Limitations & Future Work¶
- The framework is restricted to multiple-choice formats; open-ended tasks require new featurization schemes.
- Likelihood estimation depends on open-source LLMs and is inapplicable to closed-source models.
- Cross-dataset transfer is not always positive, and the transferability of features warrants further improvement.
- t-SNE projection may discard part of the structural information.
Related Work & Insights¶
- vs. Manual text inspection: LoT provides automated and scalable analysis, avoiding subjective bias.
- vs. Metric-only analysis: Combining qualitative terrain maps with quantitative indicators reveals patterns invisible to either approach alone.
- vs.

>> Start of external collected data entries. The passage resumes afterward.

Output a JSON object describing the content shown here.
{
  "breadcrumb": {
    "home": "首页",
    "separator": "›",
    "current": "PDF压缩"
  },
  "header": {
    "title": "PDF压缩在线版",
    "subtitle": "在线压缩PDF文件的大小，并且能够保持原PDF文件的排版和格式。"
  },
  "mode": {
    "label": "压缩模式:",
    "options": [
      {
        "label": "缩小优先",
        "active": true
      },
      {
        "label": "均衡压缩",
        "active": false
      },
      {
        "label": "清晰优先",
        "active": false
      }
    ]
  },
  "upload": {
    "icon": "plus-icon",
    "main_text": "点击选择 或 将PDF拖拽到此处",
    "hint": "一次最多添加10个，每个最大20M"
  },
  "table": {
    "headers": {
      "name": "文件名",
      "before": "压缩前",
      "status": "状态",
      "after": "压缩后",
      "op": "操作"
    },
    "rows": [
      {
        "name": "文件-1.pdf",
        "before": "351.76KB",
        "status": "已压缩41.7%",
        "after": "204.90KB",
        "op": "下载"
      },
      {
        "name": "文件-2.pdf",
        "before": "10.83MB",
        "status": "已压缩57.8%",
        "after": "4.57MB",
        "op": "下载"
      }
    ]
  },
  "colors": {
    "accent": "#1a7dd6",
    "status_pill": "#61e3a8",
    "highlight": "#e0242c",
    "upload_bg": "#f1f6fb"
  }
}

LLM-based verifiers: LoT is lightweight and fast, requiring no additional language model.
Rating¶
- Novelty: ⭐⭐⭐⭐⭐ First reasoning trajectory visualization tool; a pioneering perspective.
- Experimental Thoroughness: ⭐⭐⭐⭐ Evaluated across multiple models, methods, and datasets, but lacks direct comparison with LLM-based verifiers.
- Writing Quality: ⭐⭐⭐⭐⭐ Polished figures and well-organized observations.
- Value: ⭐⭐⭐⭐ Practically valuable for reasoning research and safety monitoring; the verifier's practical utility is somewhat limited.